Si potrebbe dire che la P1800 è stata la Volvo di serie più lontana dalle tradizioni della Casa svedese, legata a una filosofia e a prodotti improntati a valori ben lontani da quelli delle coupé di prestigio. Eppure, anche a Göteborg, per una volta nella storia, i progettisti si sono lasciati andare a un prodotto le cui caratteristiche emozionali erano sensibilmente preponderanti, rispetto ad altre esigenze.
Era la portabandiera del marchio. Prodotta a partire dal 1961 - dopo quattro anni di progettazione e sviluppo, la P1800 rimase a listino per dodici anni, e pur non avendo mai generato volumi di vendita all'altezza dei modelli più pratici (e gettonati) del Costruttore, fu in grado di entrare nell'immaginario collettivo come la granturismo che veniva dal Nord, e contribuì in misura importante alla fama internazionale della Volvo.
Ispirazione italiana per il design. Nata con il preciso scopo di attirare l'attenzione sul marchio, e per questo fortemente voluta dai concessionari, la P1800 assunse da subito il ruolo della portabandiera di Casa. Il merito fu anche dello stile forte ed elegante che scelse la dirigenza. La cui preferenza cadde su una proposta che aveva una forte impronta italiana.
Il giovane Petterson a scuola da Frua. Il design prescelto era frutto della matita di Pelle Petterson, figlio di Helmer, un consulente Volvo, e impegnato nel nostro Paese al fianco di Pietro Frua. All'epoca (era il 1957) Pelle, che poi si sarebbe dedicato con grande successo al boat design e alla motonautica agonistica, aveva 25 anni.

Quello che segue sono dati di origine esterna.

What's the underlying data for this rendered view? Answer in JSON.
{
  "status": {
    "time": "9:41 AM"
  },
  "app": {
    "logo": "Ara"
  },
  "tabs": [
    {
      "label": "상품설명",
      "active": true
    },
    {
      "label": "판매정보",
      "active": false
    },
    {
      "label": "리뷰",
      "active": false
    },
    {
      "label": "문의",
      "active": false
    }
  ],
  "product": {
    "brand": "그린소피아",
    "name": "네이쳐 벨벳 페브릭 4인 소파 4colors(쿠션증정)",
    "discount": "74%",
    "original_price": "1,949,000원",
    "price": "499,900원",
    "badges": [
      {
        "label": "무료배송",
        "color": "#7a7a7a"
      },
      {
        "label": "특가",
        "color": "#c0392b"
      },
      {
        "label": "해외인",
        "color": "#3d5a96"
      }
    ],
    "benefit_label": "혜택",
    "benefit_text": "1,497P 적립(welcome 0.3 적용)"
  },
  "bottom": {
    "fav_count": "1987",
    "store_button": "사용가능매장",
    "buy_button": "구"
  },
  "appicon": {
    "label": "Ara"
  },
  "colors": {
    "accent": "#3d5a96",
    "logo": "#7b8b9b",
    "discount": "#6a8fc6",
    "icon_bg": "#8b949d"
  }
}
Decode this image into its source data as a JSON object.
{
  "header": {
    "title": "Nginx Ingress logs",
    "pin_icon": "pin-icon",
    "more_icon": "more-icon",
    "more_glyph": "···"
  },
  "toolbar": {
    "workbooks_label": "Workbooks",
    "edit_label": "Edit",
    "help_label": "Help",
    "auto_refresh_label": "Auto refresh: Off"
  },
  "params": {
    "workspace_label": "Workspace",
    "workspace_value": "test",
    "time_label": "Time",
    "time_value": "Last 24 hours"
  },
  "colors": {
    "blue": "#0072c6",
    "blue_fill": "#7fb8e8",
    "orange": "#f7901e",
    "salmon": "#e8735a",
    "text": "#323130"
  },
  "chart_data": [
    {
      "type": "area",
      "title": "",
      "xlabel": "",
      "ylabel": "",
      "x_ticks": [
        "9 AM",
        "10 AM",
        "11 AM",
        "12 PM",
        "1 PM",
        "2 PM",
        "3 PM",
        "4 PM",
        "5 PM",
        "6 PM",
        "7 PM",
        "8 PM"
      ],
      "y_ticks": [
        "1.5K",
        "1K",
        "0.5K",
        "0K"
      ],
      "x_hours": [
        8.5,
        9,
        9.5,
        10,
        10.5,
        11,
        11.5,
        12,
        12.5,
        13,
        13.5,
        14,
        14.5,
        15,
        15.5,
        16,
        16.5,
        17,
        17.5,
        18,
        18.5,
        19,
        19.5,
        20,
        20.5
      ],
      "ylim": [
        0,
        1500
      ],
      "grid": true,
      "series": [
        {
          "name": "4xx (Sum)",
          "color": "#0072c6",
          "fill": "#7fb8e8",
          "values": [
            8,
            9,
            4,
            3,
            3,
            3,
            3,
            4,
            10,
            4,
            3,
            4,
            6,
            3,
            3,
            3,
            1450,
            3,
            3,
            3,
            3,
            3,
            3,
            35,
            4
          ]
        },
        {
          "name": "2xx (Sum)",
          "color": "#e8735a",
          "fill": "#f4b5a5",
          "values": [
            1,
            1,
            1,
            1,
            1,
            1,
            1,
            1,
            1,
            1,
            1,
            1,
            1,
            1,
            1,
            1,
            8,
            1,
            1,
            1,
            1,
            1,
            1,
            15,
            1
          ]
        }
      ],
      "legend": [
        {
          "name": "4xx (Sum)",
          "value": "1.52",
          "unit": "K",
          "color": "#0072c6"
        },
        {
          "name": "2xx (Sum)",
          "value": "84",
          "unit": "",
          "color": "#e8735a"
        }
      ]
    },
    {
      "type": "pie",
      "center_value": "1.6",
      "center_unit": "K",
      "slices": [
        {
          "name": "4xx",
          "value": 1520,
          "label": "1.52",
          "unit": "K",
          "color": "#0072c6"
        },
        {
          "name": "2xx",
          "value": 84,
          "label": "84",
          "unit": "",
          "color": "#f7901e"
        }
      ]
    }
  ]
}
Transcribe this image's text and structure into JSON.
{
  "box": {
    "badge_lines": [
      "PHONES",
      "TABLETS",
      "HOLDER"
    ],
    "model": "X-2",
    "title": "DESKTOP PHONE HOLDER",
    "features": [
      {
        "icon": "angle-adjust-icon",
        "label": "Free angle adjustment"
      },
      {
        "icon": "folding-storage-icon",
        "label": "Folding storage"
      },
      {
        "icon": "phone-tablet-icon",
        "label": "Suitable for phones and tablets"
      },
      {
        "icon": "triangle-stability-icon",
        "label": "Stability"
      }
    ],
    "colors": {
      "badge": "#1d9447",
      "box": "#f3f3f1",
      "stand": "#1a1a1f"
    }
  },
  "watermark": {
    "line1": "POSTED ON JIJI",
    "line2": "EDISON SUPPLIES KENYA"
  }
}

Una paternità "rubata". Ci vollero molti anni, però, prima che la paternità della P1800 gli venisse ufficialmente attribuita: la sua proposta di stile venne infatti sottoposta alla dirigenza Volvo in maniera un po' "garibaldina" da papà Helmer. Quando emerse la verità, l'allora presidente Engellau decise che il nome del giovane Petterson non sarebbe stato associato all'auto.
Le vetture di pre-serie. La coupé, con carrozzeria in acciaio, sfruttava numerose componenti della Volvo Amazon, cui univa la versione più sportiva - dotata di 100 CV - del motore B18. Prima della produzione in serie, la Frua ne allestì tre esemplari di pre-serie, che vennero utilizzati con diversi scopi. Costruite sulla base della Amazon tra il 1957 e il '58, le tre vetture si sono conservate intatte fino ai giorni nostri.
Le P1800 "inglesi". Quando arrivò il momento di mettere in produzione la P1800, la Volvo si trovava in una situazione di serie sottocapacità produttiva, e fu costretta a trovare dei partner che curassero la costruzione della coupé. Ancora una volta, fu Helmer Petterson a indirizzare la storia del modello, ottenendo due accordi in Gran Bretagna per la produzione dei lamierati e le operazioni di assemblaggio e verniciatura.
Un divorzio brusco. Quest'ultimo, in particolare, venne stipulato con la Jensen. L'avventura, però, durò poco: gli svedesi non erano soddisfatti di come andavano le operazioni, e appena fu possibile (nel 1963, dopo 6.000 esemplari "inglesi" costruiti) portarono la produzione a Lundby. Con l'occasione, l'auto venne ribattezzata: la P1800 S perse la lettera iniziale e diventò semplicemente "1800 S".
L'arrivo della ES. Rimasta pressoché intatta fino a fine carriera, la P1800 venne al contrario aggiornata sistematicamente nella tecnica, con gli interventi su motore, freni e alimentazione che rimasero i più rilevanti. Un momento molto importante nella carriera del modello arrivò nel 1971, quando venne presentata la variante di carrozzeria ES.
Il ritorno delle shooting-brake. La ES era una shooting-brake in piena regola, incrocio tra una coupé a tre porte e una station wagon. Anche a lei e alle sue inconfondibili caratteristiche estetiche si rifanno alcune recentissime eredi, che di quelle vetture un po' pratiche e un po' snob stanno riprendono l'originalissima vocazione negli ultimi anni.